SEATTLE (Scrap Monster): In a province that is largely carpeted with forests, it is no surprise that timber production has long been a mainstay of Nova Scotia’s economy.
Yet recent years have not been kind to the sector. Several major pulp mills have ceased production: the closure of the Northern Pulp mill in Pictou County in January 2020 cost at least 300 direct jobs, and far more in the mill’s supply chain. Lumber production in the province declined by 2.9 per cent last year compared with 2024, according to Statistics Canada. Worsening trade relations with the US have created further headwinds.
Yet out of the apparent demise of traditional lumber, some see the opportunity for Nova Scotia to find better ways to use its forest resources.
“Cheap, low-grade pulp was the key to the past,” says Royden Trainor, executive director at the Greenspring Bioinnovation Hub, a public-private partnership working to promote the low-carbon bioeconomy in Nova Scotia. The way forward, he says, is to focus on opportunities where value can be added to forest raw materials.

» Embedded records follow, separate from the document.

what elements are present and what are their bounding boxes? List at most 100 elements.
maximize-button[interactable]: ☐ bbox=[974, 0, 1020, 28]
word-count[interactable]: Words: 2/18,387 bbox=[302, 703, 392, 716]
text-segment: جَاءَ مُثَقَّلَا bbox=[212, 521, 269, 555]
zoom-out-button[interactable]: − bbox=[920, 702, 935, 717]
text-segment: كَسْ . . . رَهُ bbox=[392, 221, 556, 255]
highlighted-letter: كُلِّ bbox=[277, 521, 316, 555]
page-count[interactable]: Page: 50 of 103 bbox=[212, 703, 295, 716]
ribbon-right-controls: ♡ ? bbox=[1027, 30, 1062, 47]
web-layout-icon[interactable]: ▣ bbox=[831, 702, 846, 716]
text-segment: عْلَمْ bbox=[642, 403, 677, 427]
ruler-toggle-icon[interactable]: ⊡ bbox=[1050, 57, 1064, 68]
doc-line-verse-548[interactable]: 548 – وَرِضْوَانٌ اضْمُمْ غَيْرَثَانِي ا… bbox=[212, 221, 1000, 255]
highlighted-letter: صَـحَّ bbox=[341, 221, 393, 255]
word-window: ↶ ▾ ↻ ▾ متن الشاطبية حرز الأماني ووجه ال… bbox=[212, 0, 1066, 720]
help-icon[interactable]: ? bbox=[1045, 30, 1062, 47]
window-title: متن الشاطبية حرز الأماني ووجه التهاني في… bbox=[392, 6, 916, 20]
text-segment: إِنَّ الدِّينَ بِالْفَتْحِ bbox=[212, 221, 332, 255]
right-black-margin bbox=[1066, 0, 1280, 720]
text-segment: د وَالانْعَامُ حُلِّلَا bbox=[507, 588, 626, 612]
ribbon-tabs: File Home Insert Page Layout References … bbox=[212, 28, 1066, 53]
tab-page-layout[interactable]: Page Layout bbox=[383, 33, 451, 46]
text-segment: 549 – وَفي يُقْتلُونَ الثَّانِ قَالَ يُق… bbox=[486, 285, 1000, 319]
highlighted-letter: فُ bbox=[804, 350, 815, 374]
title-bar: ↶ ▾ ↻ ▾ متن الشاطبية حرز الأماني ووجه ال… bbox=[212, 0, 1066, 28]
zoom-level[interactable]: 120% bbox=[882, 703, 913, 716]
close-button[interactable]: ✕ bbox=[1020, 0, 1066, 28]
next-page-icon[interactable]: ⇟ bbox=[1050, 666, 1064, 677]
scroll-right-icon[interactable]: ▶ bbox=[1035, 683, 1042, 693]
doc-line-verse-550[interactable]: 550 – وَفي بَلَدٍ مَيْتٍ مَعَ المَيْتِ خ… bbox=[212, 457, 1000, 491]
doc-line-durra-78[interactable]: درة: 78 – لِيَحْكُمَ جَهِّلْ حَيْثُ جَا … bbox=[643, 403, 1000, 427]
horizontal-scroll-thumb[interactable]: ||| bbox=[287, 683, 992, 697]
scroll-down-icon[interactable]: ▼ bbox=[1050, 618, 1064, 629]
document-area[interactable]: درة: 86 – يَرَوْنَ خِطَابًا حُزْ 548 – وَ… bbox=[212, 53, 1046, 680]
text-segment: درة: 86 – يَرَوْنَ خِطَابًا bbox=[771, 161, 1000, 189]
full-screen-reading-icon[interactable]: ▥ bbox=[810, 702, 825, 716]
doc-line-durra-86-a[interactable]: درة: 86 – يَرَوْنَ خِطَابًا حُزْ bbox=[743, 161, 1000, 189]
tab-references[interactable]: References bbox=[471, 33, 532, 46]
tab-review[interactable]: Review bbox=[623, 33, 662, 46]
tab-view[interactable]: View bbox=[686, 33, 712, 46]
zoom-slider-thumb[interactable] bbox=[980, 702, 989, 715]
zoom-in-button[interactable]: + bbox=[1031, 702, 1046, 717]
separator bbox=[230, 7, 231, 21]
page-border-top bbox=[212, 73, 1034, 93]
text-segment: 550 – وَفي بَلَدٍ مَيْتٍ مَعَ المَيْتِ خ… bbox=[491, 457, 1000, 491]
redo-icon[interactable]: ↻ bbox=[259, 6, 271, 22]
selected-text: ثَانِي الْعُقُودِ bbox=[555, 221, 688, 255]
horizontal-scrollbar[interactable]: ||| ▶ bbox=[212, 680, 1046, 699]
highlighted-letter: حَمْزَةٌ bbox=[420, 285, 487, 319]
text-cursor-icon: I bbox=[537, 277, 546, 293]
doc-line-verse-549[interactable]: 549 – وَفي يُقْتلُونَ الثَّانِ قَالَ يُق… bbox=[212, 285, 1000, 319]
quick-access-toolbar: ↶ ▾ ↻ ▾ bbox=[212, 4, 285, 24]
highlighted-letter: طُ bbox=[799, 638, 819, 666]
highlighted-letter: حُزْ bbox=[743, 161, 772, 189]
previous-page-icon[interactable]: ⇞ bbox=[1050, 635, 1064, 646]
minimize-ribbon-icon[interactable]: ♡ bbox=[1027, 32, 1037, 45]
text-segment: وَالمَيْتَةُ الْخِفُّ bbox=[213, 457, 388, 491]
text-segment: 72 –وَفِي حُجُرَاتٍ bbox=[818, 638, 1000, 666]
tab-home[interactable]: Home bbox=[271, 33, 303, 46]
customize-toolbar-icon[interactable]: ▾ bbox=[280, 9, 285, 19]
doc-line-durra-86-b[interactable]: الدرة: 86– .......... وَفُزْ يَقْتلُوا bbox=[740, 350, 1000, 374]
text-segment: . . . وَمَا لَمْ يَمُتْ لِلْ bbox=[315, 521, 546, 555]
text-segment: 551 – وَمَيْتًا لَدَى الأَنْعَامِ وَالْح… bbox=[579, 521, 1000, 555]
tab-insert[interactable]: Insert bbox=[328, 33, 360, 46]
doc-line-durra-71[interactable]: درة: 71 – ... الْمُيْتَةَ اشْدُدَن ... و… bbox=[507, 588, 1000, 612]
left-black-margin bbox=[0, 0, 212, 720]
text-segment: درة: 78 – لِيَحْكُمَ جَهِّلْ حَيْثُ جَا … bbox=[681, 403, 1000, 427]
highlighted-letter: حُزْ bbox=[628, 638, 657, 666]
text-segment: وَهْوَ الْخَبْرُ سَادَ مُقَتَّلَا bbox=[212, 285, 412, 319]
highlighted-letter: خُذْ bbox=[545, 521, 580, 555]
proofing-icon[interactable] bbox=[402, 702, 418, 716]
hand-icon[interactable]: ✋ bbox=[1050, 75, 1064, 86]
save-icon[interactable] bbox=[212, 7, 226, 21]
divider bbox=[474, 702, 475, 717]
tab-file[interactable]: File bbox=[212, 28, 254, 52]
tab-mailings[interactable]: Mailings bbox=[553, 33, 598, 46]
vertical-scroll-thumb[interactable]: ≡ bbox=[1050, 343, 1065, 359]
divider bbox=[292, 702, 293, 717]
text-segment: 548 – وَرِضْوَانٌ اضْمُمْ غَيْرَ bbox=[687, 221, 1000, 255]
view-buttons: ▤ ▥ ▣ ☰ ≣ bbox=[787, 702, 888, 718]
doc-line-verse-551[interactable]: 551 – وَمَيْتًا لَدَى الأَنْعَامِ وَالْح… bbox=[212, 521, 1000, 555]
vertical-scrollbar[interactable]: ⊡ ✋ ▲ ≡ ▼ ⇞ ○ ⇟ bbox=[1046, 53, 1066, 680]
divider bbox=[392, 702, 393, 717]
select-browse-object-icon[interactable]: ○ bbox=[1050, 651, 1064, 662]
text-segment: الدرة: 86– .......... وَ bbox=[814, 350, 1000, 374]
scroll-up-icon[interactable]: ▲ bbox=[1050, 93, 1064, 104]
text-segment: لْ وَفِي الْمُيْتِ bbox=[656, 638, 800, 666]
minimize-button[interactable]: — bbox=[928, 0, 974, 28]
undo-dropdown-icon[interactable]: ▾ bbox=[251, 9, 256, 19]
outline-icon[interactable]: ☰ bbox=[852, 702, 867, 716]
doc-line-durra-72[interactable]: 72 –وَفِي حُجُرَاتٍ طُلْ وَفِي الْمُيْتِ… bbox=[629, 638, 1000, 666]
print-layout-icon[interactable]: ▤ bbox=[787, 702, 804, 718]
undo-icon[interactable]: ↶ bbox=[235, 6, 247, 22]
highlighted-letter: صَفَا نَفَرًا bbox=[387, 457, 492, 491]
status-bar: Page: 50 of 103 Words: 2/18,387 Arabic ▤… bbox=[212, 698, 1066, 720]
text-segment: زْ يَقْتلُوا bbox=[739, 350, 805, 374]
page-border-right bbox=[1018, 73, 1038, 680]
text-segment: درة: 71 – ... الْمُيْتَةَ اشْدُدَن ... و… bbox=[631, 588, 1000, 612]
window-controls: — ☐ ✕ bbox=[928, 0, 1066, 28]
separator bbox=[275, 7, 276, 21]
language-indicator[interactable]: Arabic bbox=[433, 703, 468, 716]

This involves looking beyond traditional wood products, and towards the fibres that can be used to produce chemical products and advanced materials. Trainor highlights how residues from pulp mills or food processing plants can be used to produce biofuels, biochar and biochemicals.
“We don’t have to be the biggest,” says Trainor. “We’re not going to compete on massive volume pieces. But we think we can move up that value chain.”
Fuelling growth
Perhaps the most promising opportunity for Nova Scotia is to use biomass to produce green fuels.
Nova Sustainable Fuels, which was acquired by UK-based Octopus Energy Generation last year, plans to use woody biomass in its production of sustainable aviation fuel at Goldboro in Nova Scotia.
The venture was established by an Irish company, Simply Blue, which “looked all over the world” in search of a suitable location, according to Andrew Parsons, project director at Nova Sustainable Fuels.
One reason why Nova Scotia stood out, he says, is because of the availability of the carbon feedstock needed for jet fuels. “With contractions in the forest sector, particularly pulp and paper, that capacity to deliver underutilised biomass was here.”
The 750,000 tonnes of biomass required annually for the project will need to meet strict sustainability criteria so the SAF can be exported to the EU market. “EU regulations are very, very strict,” says Parsons. He adds that the company will provide a chain of custody to demonstrate that it is using either waste products or residues from forestry operations as its carbon feedstock, rather than using biomass that could have been used in lumber, for example.
There is, of course, no guarantee of success. Many other SAF projects around the world have faltered or failed. But if companies like Nova Sustainable Fuels can succeed in the province, it will provide an opportunity for Nova Scotia’s forestry sector to enter a new phase of growth.